Podcast Suggestion: You Must Remember This

Premise: In 1931, exactly ninety years ago, two films were released and made history: Dracula by Tod Browning and Frankenstein by James Whale. The two monsters of the movies were interpreted by Bela Lugosi and Boris Karloff, respectively. The first was Hungarian, the second was British, and their stories are inevitably intertwined.

Today’s post is a little different than usual, as it’s a podcast suggestion. The podcast I’d like to recommend is You Must Remember This, by Karina Longworth. It’s no coincidence that the podcast’s name is taken from the main song of Casablanca (1942). That is because the podcast is dedicated to stories of the Golden Age of Hollywood, that of the great moguls of the Twenties and Thirties, even though there are also episodes dealing with other eras of Hollywood cinema.

Karina Longworth is extremely competent and manages to entertain her listeners by talking about the most varied topics.

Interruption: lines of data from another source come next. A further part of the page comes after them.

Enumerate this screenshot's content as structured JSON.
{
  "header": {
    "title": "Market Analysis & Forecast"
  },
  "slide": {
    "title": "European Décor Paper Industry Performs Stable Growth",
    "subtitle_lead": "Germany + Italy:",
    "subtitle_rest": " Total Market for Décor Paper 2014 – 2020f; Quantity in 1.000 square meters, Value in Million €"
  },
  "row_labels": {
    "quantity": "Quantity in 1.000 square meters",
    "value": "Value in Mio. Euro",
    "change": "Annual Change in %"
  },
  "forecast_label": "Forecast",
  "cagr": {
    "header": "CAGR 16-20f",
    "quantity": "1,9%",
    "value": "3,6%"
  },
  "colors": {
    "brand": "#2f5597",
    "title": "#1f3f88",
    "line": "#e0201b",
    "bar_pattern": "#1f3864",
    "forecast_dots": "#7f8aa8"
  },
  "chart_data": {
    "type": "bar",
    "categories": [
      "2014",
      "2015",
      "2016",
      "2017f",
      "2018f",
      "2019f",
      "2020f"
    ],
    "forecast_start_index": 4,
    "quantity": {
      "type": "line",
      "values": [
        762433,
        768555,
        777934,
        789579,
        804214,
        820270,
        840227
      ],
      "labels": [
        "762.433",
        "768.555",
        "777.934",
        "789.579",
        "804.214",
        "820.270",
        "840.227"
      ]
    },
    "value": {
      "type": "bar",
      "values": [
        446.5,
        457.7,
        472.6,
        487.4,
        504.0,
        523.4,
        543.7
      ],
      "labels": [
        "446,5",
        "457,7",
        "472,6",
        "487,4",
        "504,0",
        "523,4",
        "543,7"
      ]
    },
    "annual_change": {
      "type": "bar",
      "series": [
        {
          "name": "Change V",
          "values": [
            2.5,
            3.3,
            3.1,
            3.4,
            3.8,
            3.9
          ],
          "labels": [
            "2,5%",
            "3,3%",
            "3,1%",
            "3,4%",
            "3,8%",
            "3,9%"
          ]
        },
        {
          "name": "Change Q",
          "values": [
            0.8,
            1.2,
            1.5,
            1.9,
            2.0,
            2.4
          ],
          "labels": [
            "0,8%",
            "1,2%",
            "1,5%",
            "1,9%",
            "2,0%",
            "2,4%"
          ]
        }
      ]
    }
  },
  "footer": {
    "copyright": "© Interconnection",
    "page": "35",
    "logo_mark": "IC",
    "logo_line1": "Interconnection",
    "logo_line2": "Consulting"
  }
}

For example, I loved the episodes dedicated to the life of Polly Platt, to the fake news of Kenneth Anger’s book Hollywood Babylon, to Disney’s Song of the South (1946), and to the careers of Bela Lugosi and Boris Karloff, which is the reason behind the premise above. In 2017, Karina dedicated six episodes of You Must Remember This to these two actors.

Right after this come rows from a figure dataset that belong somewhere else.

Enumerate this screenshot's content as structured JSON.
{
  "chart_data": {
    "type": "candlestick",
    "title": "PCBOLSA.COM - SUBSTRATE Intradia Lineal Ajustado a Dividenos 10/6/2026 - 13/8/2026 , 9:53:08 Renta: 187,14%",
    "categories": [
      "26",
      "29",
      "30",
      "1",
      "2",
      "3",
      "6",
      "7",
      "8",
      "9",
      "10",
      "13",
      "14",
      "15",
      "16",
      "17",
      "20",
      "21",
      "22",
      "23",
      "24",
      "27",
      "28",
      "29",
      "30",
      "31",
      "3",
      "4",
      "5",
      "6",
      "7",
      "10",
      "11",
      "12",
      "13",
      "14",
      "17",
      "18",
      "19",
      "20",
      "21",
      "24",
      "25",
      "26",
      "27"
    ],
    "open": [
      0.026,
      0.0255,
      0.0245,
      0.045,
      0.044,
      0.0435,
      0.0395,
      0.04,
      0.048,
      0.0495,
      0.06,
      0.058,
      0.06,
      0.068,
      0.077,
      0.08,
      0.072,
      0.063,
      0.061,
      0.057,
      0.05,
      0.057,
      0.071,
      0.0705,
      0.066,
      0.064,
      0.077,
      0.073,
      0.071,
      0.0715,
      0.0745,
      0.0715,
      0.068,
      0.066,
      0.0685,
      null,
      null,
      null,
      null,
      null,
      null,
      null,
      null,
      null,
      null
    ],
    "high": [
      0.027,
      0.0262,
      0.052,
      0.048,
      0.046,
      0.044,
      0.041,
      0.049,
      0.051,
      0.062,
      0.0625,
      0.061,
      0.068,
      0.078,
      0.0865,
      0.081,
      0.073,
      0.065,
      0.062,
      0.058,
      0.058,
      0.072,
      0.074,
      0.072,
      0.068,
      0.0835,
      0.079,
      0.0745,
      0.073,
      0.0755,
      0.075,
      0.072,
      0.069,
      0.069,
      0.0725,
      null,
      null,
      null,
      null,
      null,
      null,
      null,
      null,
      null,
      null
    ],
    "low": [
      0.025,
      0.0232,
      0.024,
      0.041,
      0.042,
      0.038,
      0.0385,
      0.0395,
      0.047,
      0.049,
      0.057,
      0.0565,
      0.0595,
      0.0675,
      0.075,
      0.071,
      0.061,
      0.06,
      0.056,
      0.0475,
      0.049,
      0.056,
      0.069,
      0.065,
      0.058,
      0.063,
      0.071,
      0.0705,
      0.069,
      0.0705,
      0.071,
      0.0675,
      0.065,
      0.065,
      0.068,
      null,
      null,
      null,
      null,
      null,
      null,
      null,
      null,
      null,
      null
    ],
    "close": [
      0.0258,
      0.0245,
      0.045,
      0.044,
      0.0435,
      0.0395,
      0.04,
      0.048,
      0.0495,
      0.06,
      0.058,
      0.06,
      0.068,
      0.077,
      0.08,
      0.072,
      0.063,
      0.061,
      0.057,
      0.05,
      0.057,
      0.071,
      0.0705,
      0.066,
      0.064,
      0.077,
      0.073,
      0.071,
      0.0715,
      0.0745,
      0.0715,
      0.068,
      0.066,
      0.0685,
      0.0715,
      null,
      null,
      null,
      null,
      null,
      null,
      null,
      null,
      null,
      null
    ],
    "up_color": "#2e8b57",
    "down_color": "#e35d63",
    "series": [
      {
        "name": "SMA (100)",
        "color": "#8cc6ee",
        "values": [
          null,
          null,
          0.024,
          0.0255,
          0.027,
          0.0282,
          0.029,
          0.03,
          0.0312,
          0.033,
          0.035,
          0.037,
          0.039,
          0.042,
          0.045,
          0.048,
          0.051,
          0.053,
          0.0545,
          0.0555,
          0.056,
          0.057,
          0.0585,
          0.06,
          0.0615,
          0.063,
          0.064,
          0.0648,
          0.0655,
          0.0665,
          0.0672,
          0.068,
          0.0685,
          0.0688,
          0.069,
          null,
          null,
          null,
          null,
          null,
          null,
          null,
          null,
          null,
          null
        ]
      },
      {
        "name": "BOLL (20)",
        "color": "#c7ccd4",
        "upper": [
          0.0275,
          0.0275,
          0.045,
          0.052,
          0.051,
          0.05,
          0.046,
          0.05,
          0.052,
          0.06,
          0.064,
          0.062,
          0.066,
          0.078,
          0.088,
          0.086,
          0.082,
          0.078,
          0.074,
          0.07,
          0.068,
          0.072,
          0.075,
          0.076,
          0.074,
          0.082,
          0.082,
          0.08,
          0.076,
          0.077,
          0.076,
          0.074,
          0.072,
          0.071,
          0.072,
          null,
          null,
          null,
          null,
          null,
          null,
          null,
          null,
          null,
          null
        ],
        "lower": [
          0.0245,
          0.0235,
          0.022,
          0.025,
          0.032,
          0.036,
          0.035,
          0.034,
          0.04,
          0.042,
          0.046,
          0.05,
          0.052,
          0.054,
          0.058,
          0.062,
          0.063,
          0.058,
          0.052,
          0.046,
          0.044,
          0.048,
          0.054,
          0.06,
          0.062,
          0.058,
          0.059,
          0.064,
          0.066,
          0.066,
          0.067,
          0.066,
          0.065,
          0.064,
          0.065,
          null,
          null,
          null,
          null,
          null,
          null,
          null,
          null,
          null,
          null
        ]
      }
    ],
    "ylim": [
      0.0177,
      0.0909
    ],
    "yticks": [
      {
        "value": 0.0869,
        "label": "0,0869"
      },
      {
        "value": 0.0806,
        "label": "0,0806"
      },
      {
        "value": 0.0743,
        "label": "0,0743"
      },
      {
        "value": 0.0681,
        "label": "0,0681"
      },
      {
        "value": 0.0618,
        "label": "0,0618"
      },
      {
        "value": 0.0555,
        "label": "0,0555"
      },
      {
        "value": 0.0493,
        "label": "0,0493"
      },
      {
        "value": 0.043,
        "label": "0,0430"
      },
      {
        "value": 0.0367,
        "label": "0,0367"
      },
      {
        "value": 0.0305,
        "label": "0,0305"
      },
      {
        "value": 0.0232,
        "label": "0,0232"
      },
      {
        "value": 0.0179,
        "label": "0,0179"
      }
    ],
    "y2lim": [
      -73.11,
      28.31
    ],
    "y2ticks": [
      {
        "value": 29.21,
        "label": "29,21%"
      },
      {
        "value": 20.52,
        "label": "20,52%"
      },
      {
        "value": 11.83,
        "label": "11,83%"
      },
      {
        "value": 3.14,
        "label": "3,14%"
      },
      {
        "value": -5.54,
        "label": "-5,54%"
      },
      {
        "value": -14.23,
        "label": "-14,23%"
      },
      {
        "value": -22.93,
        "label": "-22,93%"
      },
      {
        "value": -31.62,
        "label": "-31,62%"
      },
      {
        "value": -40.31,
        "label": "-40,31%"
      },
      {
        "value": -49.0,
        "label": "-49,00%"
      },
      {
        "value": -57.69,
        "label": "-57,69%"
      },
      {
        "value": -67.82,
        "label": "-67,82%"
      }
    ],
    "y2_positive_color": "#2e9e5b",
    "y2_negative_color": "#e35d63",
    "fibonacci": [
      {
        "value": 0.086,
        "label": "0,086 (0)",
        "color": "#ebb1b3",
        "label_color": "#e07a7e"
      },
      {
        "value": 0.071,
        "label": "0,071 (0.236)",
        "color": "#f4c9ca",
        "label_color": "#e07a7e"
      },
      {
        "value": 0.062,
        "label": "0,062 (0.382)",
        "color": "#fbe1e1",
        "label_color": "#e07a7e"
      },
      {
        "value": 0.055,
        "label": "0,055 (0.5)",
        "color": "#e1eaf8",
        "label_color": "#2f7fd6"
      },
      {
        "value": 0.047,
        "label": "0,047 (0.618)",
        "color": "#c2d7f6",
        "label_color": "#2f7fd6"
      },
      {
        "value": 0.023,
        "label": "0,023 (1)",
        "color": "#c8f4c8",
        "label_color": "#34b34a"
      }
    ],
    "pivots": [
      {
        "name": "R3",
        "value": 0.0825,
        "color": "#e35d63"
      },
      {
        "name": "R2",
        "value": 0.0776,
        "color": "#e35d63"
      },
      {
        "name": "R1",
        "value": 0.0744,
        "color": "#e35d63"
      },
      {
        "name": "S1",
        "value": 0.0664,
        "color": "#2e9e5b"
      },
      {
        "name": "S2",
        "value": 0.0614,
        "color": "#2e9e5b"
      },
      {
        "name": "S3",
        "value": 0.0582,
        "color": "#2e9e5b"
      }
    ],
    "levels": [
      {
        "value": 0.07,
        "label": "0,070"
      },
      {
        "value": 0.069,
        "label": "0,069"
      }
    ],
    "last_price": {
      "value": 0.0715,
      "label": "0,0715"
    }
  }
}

She talked about their origins (a notable difference between the two was that Bela was Hungarian and didn’t even speak English when he arrived in the US, while Boris was from the UK), about their careers, and about their collaborations (and their rivalry). The last two episodes of the series focused on the final moments of the careers of the two actors and about their relationships with two peculiar directors (although very different from each other): Ed Wood in the case of Bela and Roger Corman in that of Boris.

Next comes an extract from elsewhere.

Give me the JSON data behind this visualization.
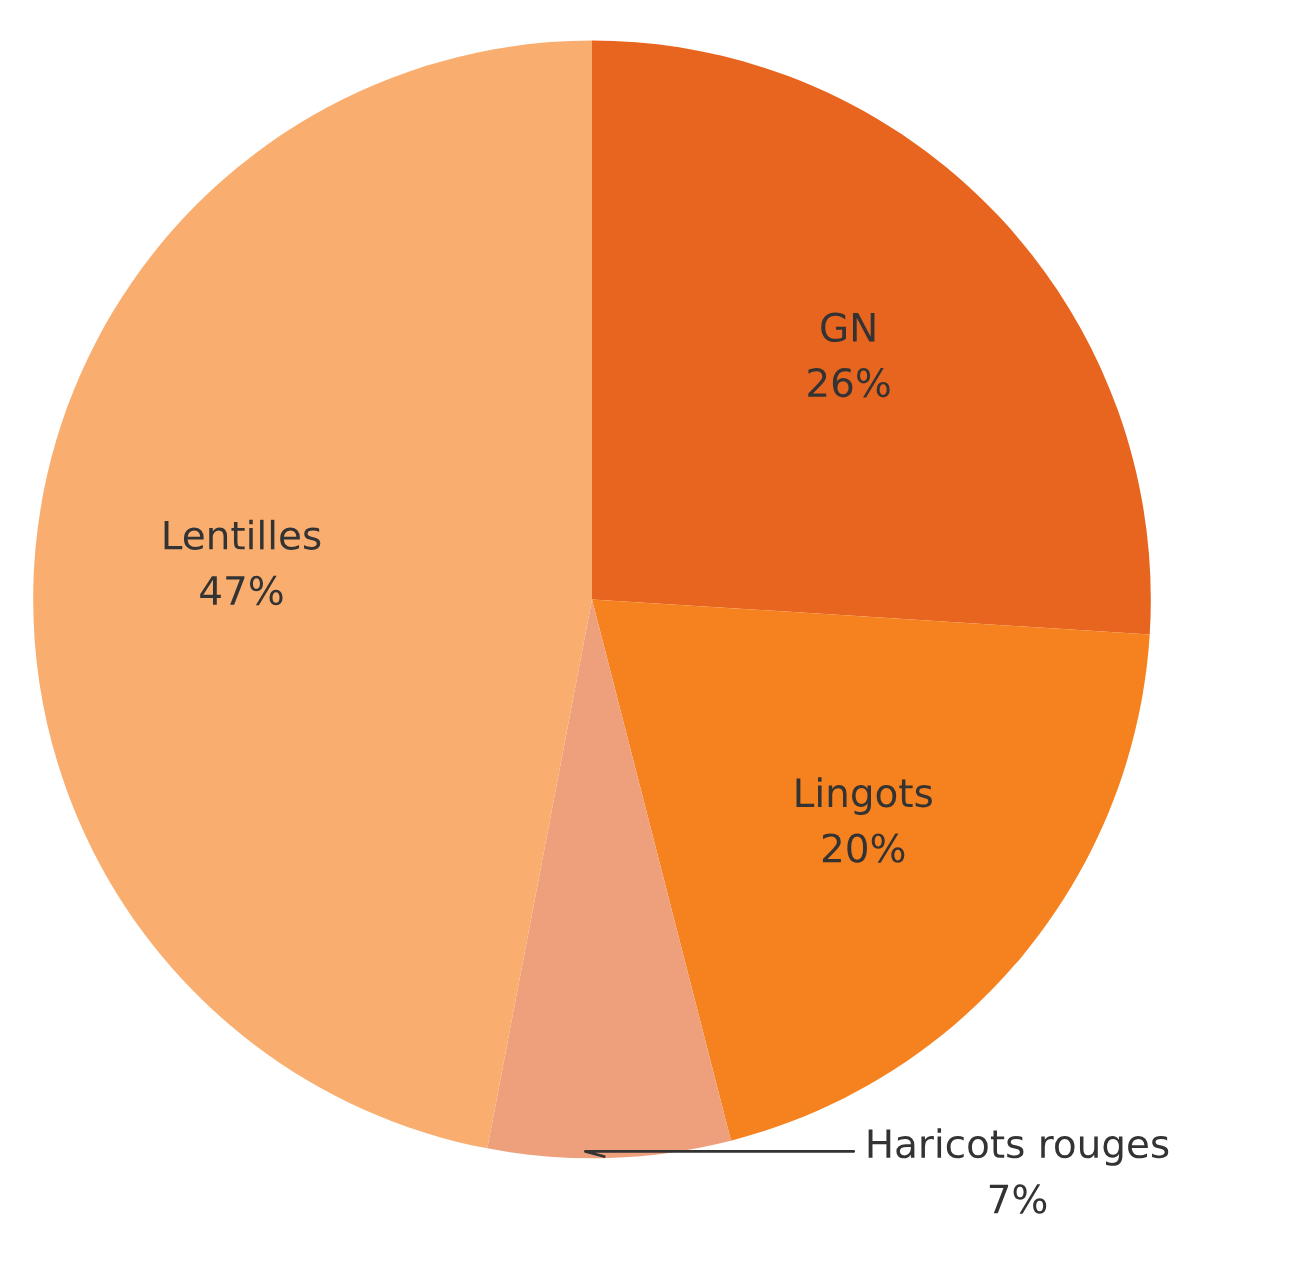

This in-depth study by Karina Longworth on Bela and Boris is a way to explore the horror scene of the Thirties first and then the Forties, and to discover the interesting relationship between the two actors. For example, Bela had always claimed to have turned down the part of the Frankenstein monster that went to Boris, thinking that he would have been a step back after playing Dracula, the great seducer. Poor Bela didn’t fully understand the ephemeral nature of his success: he thought of himself as the king of horror, but in 1932, just a year after Dracula’s release, Universal dumped him and in 1933 he declared bankruptcy! His story is really sad, as he worked in several productions, all low quality, and when he interpreted the famous vampire again he didn’t impress much. The story of Boris Karloff is quite different… but let Karina Longworth tell you about it in her fantastic podcast! Ciao!